The Boy and I Who Will Break Up in 100 Days – Ep. 06: The Heat-Loving Tropical Fish

Pessoas diferentes.

Não é todo dia que a gente tem a oportunidade de assistir a uma série como “The Boy and I Who Will Break Up in 100 Days”. Eu adoro a sua sinceridade, sua não submissão ao que uma parcela grande de seu público espera por ter sido comercializada como “BL”, e o seu compromisso com os personagens, com a história e com a comunidade LGBTQIA+. Há quem não entenda que existe uma diferença gritante entre “uma série BL” e “uma série LGBTQIA+”, mas a maior parte das pessoas que não entendem essa diferença não está disposta a entender por quê.

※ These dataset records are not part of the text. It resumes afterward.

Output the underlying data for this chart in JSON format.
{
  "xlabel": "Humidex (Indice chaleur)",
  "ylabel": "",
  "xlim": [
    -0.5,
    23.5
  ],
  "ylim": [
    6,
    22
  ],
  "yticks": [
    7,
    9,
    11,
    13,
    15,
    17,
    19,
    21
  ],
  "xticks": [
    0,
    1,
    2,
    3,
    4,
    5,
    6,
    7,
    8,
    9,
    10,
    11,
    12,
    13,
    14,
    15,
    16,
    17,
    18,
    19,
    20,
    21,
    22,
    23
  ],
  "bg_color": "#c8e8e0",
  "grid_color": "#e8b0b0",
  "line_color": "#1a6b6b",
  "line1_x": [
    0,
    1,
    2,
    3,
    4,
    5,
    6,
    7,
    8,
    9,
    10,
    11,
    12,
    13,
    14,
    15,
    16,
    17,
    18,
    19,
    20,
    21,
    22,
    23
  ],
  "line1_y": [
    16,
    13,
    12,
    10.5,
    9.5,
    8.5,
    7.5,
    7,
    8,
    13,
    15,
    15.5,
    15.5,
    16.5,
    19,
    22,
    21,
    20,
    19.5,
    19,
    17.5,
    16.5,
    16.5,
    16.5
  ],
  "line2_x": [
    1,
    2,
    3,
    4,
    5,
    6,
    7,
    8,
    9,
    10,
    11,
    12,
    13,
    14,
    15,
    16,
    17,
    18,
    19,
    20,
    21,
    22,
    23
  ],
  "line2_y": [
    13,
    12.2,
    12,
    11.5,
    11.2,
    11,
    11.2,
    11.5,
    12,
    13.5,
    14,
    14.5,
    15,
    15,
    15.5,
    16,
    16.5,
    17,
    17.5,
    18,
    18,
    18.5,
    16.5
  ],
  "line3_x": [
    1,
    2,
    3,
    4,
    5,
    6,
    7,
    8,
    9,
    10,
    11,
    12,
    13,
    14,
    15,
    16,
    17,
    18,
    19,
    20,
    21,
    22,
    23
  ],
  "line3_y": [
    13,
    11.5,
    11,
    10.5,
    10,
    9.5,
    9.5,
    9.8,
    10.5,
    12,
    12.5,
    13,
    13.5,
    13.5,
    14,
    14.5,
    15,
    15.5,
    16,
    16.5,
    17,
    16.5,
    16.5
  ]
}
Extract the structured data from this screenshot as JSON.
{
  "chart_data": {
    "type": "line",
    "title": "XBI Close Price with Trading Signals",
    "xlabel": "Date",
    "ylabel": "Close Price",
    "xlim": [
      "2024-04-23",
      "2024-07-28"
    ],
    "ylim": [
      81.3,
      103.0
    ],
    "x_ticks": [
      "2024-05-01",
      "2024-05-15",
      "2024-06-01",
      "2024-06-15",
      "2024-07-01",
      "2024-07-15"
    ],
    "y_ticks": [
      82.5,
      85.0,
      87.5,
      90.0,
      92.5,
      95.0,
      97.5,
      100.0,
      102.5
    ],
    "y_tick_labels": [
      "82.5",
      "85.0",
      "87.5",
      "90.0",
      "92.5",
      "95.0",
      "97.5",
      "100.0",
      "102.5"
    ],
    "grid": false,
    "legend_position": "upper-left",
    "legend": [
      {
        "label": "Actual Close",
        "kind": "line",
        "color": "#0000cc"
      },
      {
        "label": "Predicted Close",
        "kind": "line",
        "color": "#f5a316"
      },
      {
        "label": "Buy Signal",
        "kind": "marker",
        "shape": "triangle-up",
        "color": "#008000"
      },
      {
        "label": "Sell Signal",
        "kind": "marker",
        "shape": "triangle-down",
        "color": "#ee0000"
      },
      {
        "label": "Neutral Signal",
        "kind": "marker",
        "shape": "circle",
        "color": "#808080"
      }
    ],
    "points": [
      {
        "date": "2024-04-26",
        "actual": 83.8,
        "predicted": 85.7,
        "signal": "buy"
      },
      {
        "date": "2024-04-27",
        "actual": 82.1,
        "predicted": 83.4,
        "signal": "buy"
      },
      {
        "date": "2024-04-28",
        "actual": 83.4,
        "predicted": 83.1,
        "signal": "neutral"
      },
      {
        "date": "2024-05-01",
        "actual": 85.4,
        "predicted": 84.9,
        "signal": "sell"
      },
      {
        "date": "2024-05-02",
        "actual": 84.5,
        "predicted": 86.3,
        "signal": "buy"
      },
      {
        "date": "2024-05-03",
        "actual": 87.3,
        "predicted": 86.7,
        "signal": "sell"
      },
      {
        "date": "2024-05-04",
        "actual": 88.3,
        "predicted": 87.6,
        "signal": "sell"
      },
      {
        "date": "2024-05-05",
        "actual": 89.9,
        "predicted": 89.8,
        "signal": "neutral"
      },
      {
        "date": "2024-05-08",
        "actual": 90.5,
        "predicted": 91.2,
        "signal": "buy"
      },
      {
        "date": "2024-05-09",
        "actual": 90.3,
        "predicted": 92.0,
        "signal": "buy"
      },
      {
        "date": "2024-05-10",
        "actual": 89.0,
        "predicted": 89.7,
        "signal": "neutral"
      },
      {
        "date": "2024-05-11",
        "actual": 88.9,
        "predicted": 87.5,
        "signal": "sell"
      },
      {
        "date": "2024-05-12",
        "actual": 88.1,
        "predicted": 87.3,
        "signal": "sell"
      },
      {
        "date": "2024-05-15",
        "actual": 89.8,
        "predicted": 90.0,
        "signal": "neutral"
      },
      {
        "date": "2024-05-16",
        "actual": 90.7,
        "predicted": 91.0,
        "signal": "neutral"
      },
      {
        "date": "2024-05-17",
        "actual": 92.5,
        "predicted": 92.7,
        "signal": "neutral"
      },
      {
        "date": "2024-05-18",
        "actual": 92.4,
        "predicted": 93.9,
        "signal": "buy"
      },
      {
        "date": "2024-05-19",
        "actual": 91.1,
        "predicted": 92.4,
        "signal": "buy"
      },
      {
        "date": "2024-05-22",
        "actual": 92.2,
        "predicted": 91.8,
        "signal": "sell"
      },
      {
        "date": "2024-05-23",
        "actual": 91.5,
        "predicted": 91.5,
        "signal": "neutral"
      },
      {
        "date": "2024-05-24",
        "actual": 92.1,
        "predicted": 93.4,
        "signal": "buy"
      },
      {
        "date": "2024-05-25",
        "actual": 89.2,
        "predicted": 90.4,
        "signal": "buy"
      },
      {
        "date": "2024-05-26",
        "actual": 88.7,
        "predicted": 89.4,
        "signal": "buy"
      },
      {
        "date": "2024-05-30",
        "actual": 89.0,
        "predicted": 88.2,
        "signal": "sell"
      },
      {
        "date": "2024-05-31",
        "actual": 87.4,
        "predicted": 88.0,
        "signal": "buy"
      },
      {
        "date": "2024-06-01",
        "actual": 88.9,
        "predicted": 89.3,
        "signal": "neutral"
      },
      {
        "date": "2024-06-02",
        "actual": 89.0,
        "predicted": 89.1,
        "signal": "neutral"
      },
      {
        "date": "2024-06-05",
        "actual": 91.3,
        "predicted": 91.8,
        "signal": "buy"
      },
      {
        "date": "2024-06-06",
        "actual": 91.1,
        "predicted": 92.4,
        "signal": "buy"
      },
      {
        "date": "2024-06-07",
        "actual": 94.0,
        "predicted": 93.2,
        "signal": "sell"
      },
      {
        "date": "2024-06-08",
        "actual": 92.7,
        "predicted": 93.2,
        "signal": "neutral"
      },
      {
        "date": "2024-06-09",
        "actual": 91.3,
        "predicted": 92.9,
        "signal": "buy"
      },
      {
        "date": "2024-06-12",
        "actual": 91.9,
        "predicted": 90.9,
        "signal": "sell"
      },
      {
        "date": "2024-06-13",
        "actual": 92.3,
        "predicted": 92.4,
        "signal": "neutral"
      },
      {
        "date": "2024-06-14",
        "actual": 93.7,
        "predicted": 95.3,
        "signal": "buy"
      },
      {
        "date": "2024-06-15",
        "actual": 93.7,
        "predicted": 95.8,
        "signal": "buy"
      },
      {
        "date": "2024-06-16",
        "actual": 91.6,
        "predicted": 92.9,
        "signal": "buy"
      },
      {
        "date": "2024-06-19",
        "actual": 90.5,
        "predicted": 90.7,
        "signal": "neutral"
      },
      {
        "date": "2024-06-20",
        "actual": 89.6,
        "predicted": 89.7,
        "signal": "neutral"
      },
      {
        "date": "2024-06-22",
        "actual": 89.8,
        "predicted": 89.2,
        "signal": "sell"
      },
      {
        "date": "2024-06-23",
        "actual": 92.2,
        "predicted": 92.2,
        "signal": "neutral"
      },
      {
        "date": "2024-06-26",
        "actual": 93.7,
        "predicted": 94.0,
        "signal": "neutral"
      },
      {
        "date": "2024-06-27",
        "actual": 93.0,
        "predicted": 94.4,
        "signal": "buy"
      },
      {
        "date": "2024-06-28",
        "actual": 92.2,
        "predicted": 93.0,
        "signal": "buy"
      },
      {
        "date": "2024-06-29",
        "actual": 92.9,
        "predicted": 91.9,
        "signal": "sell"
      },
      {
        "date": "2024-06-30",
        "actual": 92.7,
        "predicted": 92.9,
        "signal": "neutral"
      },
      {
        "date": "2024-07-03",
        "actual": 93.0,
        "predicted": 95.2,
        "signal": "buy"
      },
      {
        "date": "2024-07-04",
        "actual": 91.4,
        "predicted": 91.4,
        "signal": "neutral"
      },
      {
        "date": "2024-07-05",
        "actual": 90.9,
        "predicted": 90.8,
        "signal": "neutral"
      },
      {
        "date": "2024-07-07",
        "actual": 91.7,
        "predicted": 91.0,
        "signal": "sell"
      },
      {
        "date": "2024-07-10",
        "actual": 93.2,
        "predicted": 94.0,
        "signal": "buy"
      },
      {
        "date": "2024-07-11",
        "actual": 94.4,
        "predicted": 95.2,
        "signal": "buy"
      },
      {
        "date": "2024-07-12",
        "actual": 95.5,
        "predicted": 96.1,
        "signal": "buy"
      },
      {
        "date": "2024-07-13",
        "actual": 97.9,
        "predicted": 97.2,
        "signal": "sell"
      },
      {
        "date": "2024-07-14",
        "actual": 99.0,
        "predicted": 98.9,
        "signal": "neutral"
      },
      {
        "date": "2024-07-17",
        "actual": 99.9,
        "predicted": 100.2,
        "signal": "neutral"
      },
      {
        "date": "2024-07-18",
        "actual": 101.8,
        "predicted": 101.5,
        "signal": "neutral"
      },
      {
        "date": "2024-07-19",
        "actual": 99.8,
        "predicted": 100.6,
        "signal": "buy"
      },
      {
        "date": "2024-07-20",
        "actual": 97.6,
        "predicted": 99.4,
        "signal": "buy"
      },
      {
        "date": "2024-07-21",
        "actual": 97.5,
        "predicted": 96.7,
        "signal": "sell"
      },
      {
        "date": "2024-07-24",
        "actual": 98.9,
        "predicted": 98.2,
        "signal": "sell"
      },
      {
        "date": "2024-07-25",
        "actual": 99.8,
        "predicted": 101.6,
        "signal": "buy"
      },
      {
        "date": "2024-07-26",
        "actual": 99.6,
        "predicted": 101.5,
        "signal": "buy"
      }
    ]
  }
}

De vez em quando, no entanto, e muito raramente, ganhamos uma série como essa que escancara essa diferença, e ela ainda torna isso parte de sua narrativa, se você souber enxergar.

“The Boy and I Who Will Break Up in 100 Days” escancara hipocrisias da indústria, do público e da sociedade, e o faz com uma qualidade técnica e humana impressionante: sua sensibilidade equilibrada à sua honestidade é parte do seu conceito e da sua condução, com um texto destemido e marcante que ganha vida através de atuações impecáveis. Eu amo o Hasegawa Itsuki, assim como eu também amo Kasuga Yuma… o fato de eles serem pessoas diferentes e intrinsecamente incompatíveis não precisa opô-las. Nesse episódio final, cada cena e cada momento é um soco no estômago e, estranhamente, um afago – e, com toda a certeza, uma oportunidade para reflexão. Terminei o episódio em uma sensação tão grande de êxtase, choque e satisfação!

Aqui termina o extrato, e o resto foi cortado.